The Church of St.Andrew and St.Mary, Grantchester
The Pulpit (over 300 years old). Note the little door above which has not been used in about 400 years! There used to be a screen dividing the chancel from the nave and the door gave access to the top of it. The screen was removed at some point in time, leaving the door!
The lectern - no eagle this time
This part of the church was built in the 14th century.
This mosaic depicts a pelican piercing its own breast in order to feed its young. The pelican was believed to pierce its own breast with its beak and feed its young of its blood. It became a symbol of Christ sacrificing himself for man – and because of this was frequently represented in Christian art. The belief probably came about because of the pelican’s red-tipped beak and very white feathers, and because long-beaked birds such as the pelican are often to be found standing with their beaks resting on their breasts. In addition, the Dalmatian pelican's pouch turns red during the breeding season.
This tea party is taking place at The Orchard Tea Room which was founded in 1897. It served afternoon tea to those who had punted up the River Cam from Cambridge.
Some of the trees were still bearing apples.
The garden was lovely!
A duck in the River Cam, just near The Orchard Tea Room.
Did you notice the cormorant at the top of the tree in the previous photo?
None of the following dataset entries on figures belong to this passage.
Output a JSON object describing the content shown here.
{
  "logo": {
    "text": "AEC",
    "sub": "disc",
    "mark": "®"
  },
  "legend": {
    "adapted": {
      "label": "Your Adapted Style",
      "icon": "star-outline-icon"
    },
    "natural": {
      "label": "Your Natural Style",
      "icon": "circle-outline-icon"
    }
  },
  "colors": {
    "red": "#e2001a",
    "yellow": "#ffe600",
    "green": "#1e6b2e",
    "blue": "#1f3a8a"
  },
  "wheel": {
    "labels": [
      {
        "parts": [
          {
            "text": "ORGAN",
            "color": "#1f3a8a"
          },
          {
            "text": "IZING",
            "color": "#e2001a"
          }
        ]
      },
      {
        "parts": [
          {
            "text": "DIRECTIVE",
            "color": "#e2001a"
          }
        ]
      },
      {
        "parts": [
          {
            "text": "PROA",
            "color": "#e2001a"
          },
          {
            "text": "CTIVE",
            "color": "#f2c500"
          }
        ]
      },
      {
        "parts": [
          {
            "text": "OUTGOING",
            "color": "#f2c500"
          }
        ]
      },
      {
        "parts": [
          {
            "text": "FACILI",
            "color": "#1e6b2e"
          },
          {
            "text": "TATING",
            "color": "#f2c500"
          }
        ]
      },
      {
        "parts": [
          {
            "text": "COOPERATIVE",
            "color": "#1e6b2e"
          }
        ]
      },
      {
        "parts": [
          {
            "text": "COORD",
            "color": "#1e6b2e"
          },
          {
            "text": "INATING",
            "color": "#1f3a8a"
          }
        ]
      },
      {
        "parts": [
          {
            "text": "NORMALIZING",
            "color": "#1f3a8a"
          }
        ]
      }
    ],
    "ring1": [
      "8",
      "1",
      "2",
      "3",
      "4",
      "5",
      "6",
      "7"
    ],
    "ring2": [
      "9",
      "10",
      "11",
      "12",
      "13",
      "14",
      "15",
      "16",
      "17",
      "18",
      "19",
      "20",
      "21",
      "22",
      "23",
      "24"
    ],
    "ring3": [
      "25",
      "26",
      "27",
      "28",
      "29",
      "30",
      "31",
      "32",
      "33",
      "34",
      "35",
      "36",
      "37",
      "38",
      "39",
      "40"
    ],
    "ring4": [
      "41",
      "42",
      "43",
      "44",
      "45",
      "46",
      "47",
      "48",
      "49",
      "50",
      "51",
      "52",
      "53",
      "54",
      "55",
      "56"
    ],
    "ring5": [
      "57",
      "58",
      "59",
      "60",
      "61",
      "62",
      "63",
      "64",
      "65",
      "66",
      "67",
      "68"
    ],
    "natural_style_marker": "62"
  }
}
A stile is used to get over a fence easily without letting any livestock out.
This house is known as the Old Vicarage. The poet Rupert Brooke lived here for some time.
No prizes for working out who this is in the front garden of "The Old Vicarage"!
Then it was back to Cambridge.
This is the imaginatively-named Round Church. The lower part was built in 1130.
Note the huge and very solid Norman columns and round arches.
A window showing the body of Jesus being placed into a tomb.
A window (!)
This is St.Clement's Church in Cambridge (built in the 13th century). At this point, you might be wondering just how many churches there are in Cambridge, a city with a population of 124,000. The answer is over thirty!
The church is showing its age and needs a lot of work done. The roof is leaking, causing damage and a very musty odour.
This is a coffin lid from the 13th or 14th century. It might be a representation of the Grim Reaper (note the hour-glass in his right hand).
The River Cam and the punts looked great in the evening light.
I have seen this swan and cygnet on the river several times.
Did you notice the rooftop restaurant in the previous photo? It's the Varsity Hotel. We visited the establishment and took some photos of the sunset. Indoors, I had the best gin and tonic I have ever tasted. It was Portobello Road No.171 gin with 1724 tonic water and some zest of grapefruit. Absolutely wonderful! (Should be too - it cost £6.25 - about $13!)
After this pleasant interlude, we headed to St.John's College for the All Souls' Day service. This was a Sung Eucharist in which people were invited to remember loved ones who have passed on. The choral setting of the Service was Faure's Requiem with orchestra. The choir and orchestra were in the sanctuary of the chapel and a portable altar was set up in the centre. The chapel was lit by candles (with a very minimal amount of electric light).
Faure's Requiem is well-deservedly very famous for its beauty and it is often sung. I have heard it in a number of concerts over the years but have never heard it sung with anything like the skill and musicality that I heard this time. The music was indescribably beautiful. Every note was perfect. Every phrase was perfect. The three soloists (from the choir) were perfect. Words cannot possibly convey what it was like. At the end I could not even speak. It sounds a bit strange, I know, but it was so beautiful that it was almost too much to bear. It was a very special moment, easily the high point of the trip so far.
After the service we had dinner at the Strada Restaurant and then we went to Corpus Christi College for another All Souls' Day service with... Faure's Requiem again! This time it was 9:00pm. This chapel was also lit with candles but, sadly, that is about the only similarity with the previous service. There was no orchestra. The baroque-style organ of the chapel was not really suited to the style of the music and the choir was... OK, even quite good... but just not up to the standard of St.John's.